Different or exclusive versions in different stores is nothing new, especially in America where, for example, David Gilmour’s “On an Island” had different formats for different stores, as did Bloc Party’s Grouse Lodge-recorded second album, whatever-it-was-called. And here we have Xtravision having movies for a month before others and the likes of Zavvi having different covers but this just sucks, and following other trends in the music business there’s no doubt we can expect similar things to happen in Ireland in, oh, about 40 years.

I hope people like Tommy in Soundcellar gets to stock “Chinese Democracy”. Like banks and backers needing Coldplay albums, people like Tommy in Soundceller need brands like Gunnsunrosus.

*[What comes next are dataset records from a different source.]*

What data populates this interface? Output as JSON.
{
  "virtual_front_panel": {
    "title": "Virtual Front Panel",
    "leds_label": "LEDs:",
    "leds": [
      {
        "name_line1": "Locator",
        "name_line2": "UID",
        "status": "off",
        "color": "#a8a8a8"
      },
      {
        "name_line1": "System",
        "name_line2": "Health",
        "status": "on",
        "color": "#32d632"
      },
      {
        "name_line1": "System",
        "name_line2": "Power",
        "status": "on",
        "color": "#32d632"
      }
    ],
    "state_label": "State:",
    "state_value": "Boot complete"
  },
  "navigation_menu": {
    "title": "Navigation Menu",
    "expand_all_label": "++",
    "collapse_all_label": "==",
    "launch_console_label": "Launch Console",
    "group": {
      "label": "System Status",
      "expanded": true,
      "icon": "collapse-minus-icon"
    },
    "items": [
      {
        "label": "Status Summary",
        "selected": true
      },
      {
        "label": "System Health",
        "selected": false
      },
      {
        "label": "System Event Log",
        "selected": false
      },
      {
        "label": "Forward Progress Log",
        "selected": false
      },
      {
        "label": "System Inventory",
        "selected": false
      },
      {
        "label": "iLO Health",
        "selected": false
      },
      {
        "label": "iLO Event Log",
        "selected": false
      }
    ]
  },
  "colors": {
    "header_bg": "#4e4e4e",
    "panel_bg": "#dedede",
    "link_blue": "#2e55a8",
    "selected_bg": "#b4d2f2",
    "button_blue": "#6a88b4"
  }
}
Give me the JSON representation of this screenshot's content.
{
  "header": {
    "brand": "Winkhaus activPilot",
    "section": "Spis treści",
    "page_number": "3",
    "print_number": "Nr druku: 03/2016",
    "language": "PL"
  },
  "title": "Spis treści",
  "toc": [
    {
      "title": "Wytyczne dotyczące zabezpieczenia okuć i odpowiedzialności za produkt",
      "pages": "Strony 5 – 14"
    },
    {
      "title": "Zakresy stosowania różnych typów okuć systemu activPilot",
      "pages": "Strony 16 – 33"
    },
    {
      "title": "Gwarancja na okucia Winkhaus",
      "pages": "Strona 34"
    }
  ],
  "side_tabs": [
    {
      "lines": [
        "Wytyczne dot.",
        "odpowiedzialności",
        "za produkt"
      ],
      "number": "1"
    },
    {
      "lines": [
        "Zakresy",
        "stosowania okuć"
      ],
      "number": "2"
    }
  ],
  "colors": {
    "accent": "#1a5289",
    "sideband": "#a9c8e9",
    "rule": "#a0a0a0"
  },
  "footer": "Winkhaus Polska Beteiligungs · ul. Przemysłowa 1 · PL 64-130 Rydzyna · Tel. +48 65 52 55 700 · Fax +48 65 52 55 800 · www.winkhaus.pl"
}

I don’t, but I sure prefer to see places like Soundcellar still in business, but if you really want to hear Gunnsunrosus have a look around you’ll get those nine tracks of mp3 shite in all their glory.
Instead though, you should take a look at

http://www.youtube.com/watch?v=mOC_66hS4D8

It’s a short feature by Last Light Films. A nice piece of work, and they have a few more up there on YouTube. It's kind of like those business profiles you’d wished you’d written but only thought about them when the business was closed. There’s loads of them around, and now I’ve got time on my hands (book finished, back in the real world for a while, hello, hello, good to be back etc..) I’m gonna try and profile some of them as a New Years Resolution.